広島柳生会

正傳新陰流 広島柳生会

剣道の修業の一環として新陰流・制剛流抜刀術を伝承する広島柳生会の日常の稽古風景や出来事を掲載する。

7月最後の日曜日稽古会・・・剣道特別稽古そして齋藤君の送出し・・・。

令和五年7月30日、7月最後の日曜日稽古会は、先ずは剣道七段挑戦者の為の剣道特別稽古から始めました。

小生の延岡遠征やら彼の職務の事も重なり、前回稽古から少し感覚が空いて仕舞いました。夏真っ盛りの猛暑の中での稽古会でありました。

今日只今のその日一回しか打たない剣道形・・・将に一本勝負の形であります。呼吸法を一つとし、太刀七本、小太刀三本を打ち切りました。少し間隔が空いた事もあり、猛暑もあり・・・呼吸が途切れがちの仕太刀でありました。・・・ここは我慢の為所であります。息が詰まって、倒れても止む無し・・・この気迫が必要です。地稽古で息が途切れては、打たれるだけであります。形は、地稽古の如く。別物と成っては、駄目であります。形、地稽古は一つです。

そして、緩急強弱の使い分けです。使いこなす・・・その事を意識して遣いこなす・・・一本の形にその術理が込められております。

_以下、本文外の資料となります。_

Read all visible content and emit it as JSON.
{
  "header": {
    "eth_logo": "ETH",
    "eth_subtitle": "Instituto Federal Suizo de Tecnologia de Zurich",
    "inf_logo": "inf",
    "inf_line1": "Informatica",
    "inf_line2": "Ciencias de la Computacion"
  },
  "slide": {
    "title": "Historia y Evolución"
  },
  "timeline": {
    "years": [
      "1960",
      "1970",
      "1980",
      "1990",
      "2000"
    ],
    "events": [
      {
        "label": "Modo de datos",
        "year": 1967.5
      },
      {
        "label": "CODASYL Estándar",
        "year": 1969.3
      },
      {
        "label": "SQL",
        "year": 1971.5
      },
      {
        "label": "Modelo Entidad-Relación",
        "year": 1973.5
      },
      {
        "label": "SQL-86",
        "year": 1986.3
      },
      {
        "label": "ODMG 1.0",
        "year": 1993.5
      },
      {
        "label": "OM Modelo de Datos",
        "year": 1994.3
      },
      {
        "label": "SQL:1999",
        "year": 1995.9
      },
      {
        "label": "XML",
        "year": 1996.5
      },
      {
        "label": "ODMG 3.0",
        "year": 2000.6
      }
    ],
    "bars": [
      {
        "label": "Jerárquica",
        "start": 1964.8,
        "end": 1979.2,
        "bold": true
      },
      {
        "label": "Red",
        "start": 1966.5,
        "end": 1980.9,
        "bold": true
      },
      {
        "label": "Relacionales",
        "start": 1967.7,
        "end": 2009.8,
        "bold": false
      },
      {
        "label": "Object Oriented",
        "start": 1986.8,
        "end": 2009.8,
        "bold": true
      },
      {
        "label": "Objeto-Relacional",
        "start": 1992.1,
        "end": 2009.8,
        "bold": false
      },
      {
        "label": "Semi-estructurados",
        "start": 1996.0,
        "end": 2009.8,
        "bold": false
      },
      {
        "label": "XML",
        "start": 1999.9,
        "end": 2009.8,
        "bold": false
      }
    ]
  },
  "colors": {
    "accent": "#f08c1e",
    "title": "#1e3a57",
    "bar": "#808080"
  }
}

蹲踞そして立ち上がりは、之までの修行の成果が出て来ておりました。蹲踞の大切さを意識してない者が、殆どですが・・・小生が、常に大切にしている事であります。

形を打ち終わり、少し言葉を添え、今回の良かった処そして課題を伝えました。冷茶で一服し、水分補給を行い地稽古を行いました。

先ずは10本の気を込めた面打ちであります。之だけでやり様によっては、基本稽古は充分であります。・・・呼吸を整えて貰い、地稽古となりました。

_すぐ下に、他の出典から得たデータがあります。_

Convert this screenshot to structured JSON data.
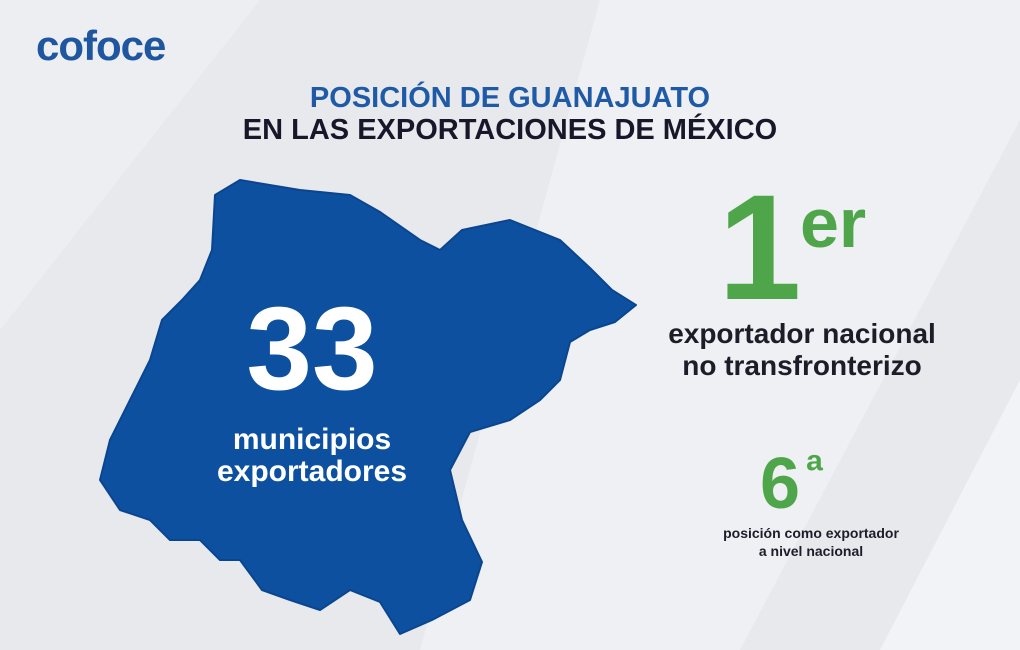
{
  "logo": "cofoce",
  "header": {
    "title_line1": "POSICIÓN DE GUANAJUATO",
    "title_line2": "EN LAS EXPORTACIONES DE MÉXICO"
  },
  "map_stat": {
    "number": "33",
    "line1": "municipios",
    "line2": "exportadores"
  },
  "rank_export": {
    "number": "1",
    "suffix": "er",
    "line1": "exportador nacional",
    "line2": "no transfronterizo"
  },
  "rank_position": {
    "number": "6",
    "suffix": "ª",
    "line1": "posición como exportador",
    "line2": "a nivel nacional"
  }
}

昇段試験を受ける者は、如何しても先ず打ちたいと言う気持ちが先行して、打ちでは無く、当てに成る帰来があります。打ちと当て・・・似て非なる物であります。

地稽古の際にもその傾向が如何しても拭いきれずに出た面打ちがありました。剣先を少し緩め、左小手に添えて、その面打ちを当てさせ・・・無視をしました。その気配で七段挑戦者は、何かを感じた様でありました。

当たったのに認めて貰え無かったばかりか、無視をされた・・・次からはその傾向の面打ちには、弛めぬ剣先が立ちはだかり、咽喉部(突きの位置)を制せられ、打ち其の其の物を砕かれて仕舞う。

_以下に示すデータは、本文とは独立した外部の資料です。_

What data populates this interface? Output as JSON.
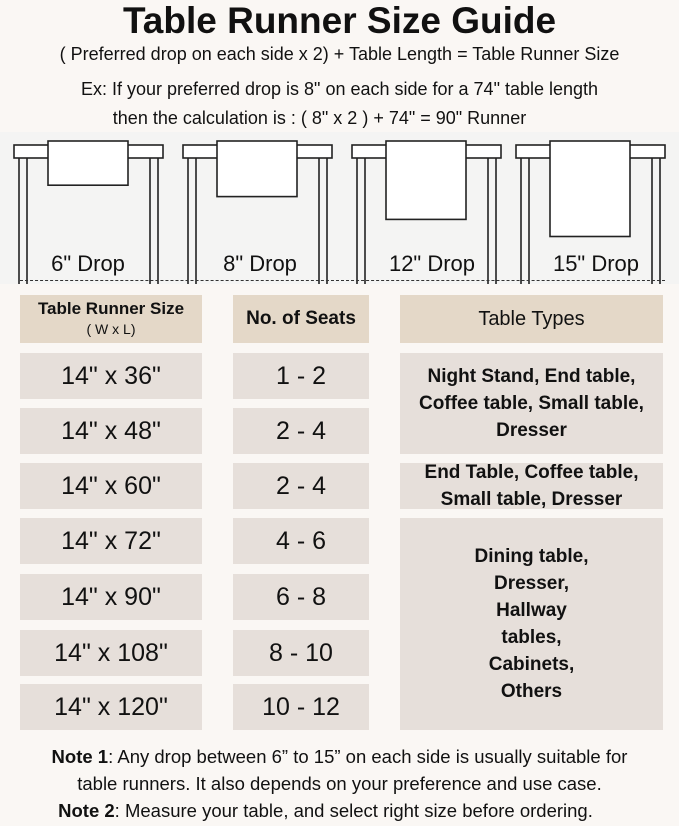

そして炸裂するような小手を打たれ、大波が打ち寄せる様な面打ちに飲み込まれ・・・身を捨てて打って行けば、剣道形五本目の様な摺り揚げ面に打ち取られる。

まるで剣道形の打太刀(負ける方)状態と成って仕舞う・・・打たれながら、汗にまみれた防具の中の顔は、何故にか喜びと爽快感に溢れておりました。

前半が終了する頃、齋藤君が出向いて来ました。道場に入り稽古中の我々の様子を突っ立て観ておりました・・・まだまだ作法も理解してない戯けであります。師の稽古の様子を観るに正座以外は有り得ません。延岡に同行させた小林君と言い、真の礼法をまだまだ身に付ける事が出来ておりません。決まり決まった事しか気が行きとどかぬ処は、この者達の未熟な処であります。之では恥ずかしくて誰も遠征などには同行させられません。

この日の稽古後は、之までの様に二か月余りの海上勤務に赴く齋藤君の送り出し稽古としました。

基本打込、本伝の太刀、真剣での抜刀と海上での一人稽古の課題を確りと認識させ、振り込ませ、遣わせました。

暑さに負けず、職務に励み、元気に帰って来る事を願って送出しました。